Although TRC may be varied, in the present case the left condyle showed a division in the mandibular head into posteromedial, posterolateral and anteromedial segments, separated by grooves that produced its trifid appearance. Faced with the finding of a morphological alteration suggestive of TRC on a conventional radiograph, the case study is complemented by imaging methods that help to rule out other conditions, such as degenerative changes in TMJ, fibrous or osseous ankylosis, primary or metastatic benign or malignant tumors (Warhekar et al.; Sahman et al.).
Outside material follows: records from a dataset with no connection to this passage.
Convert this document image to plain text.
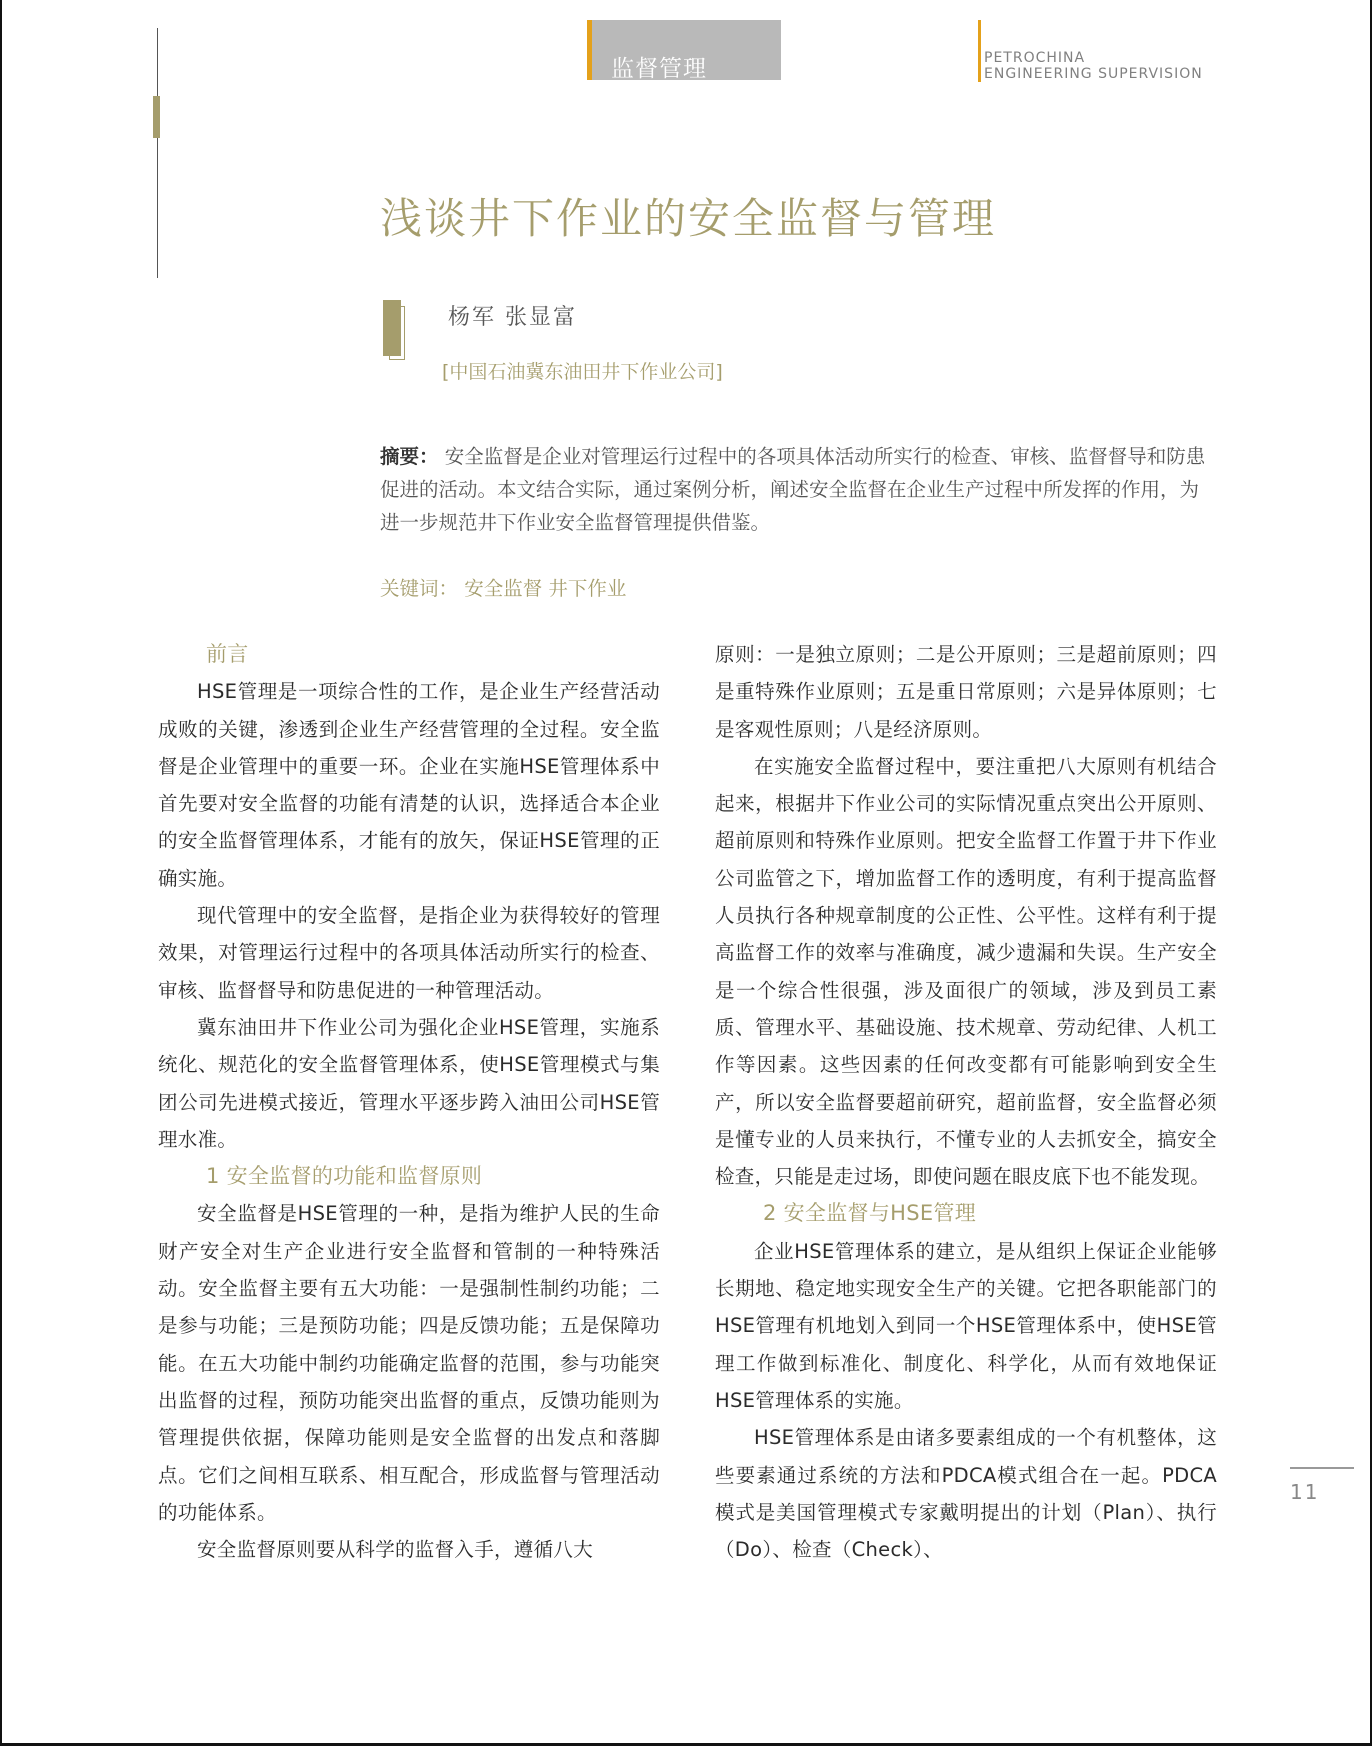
监督管理	PETROCHINA
ENGINEERING SUPERVISION
浅谈井下作业的安全监督与管理
杨军 张显富
[中国石油冀东油田井下作业公司]
摘要： 安全监督是企业对管理运行过程中的各项具体活动所实行的检查、审核、监督督导和防患促进的活动。本文结合实际，通过案例分析，阐述安全监督在企业生产过程中所发挥的作用，为进一步规范井下作业安全监督管理提供借鉴。
关键词： 安全监督 井下作业

前言

HSE管理是一项综合性的工作，是企业生产经营活动成败的关键，渗透到企业生产经营管理的全过程。安全监督是企业管理中的重要一环。企业在实施HSE管理体系中首先要对安全监督的功能有清楚的认识，选择适合本企业的安全监督管理体系，才能有的放矢，保证HSE管理的正确实施。

现代管理中的安全监督，是指企业为获得较好的管理效果，对管理运行过程中的各项具体活动所实行的检查、审核、监督督导和防患促进的一种管理活动。

冀东油田井下作业公司为强化企业HSE管理，实施系统化、规范化的安全监督管理体系，使HSE管理模式与集团公司先进模式接近，管理水平逐步跨入油田公司HSE管理水准。

1 安全监督的功能和监督原则

安全监督是HSE管理的一种，是指为维护人民的生命财产安全对生产企业进行安全监督和管制的一种特殊活动。安全监督主要有五大功能：一是强制性制约功能；二是参与功能；三是预防功能；四是反馈功能；五是保障功能。在五大功能中制约功能确定监督的范围，参与功能突出监督的过程，预防功能突出监督的重点，反馈功能则为管理提供依据，保障功能则是安全监督的出发点和落脚点。它们之间相互联系、相互配合，形成监督与管理活动的功能体系。

安全监督原则要从科学的监督入手，遵循八大

原则：一是独立原则；二是公开原则；三是超前原则；四是重特殊作业原则；五是重日常原则；六是异体原则；七是客观性原则；八是经济原则。

在实施安全监督过程中，要注重把八大原则有机结合起来，根据井下作业公司的实际情况重点突出公开原则、超前原则和特殊作业原则。把安全监督工作置于井下作业公司监管之下，增加监督工作的透明度，有利于提高监督人员执行各种规章制度的公正性、公平性。这样有利于提高监督工作的效率与准确度，减少遗漏和失误。生产安全是一个综合性很强，涉及面很广的领域，涉及到员工素质、管理水平、基础设施、技术规章、劳动纪律、人机工作等因素。这些因素的任何改变都有可能影响到安全生产，所以安全监督要超前研究，超前监督，安全监督必须是懂专业的人员来执行，不懂专业的人去抓安全，搞安全检查，只能是走过场，即使问题在眼皮底下也不能发现。

2 安全监督与HSE管理

企业HSE管理体系的建立，是从组织上保证企业能够长期地、稳定地实现安全生产的关键。它把各职能部门的HSE管理有机地划入到同一个HSE管理体系中，使HSE管理工作做到标准化、制度化、科学化，从而有效地保证HSE管理体系的实施。

HSE管理体系是由诸多要素组成的一个有机整体，这些要素通过系统的方法和PDCA模式组合在一起。PDCA模式是美国管理模式专家戴明提出的计划（Plan）、执行（Do）、检查（Check）、

11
These methods are important in the differential diagnosis of symptomatic cases (Warhekar et al.).
In this sense, CT examination of the case was essential to characterize the condition in the three planes, to evaluate the morphology of the mandibular fossa and the articular tubercle of the temporal and also to determine the size of the mandibular ramus in both sides. Despite the presence of noise in the left TMJ, no additional tests such as MRI were performed, due to the difficulty of its execution in such a young patient. He was treated initially with orthodontics and followup of both TMJs´ function and morphology.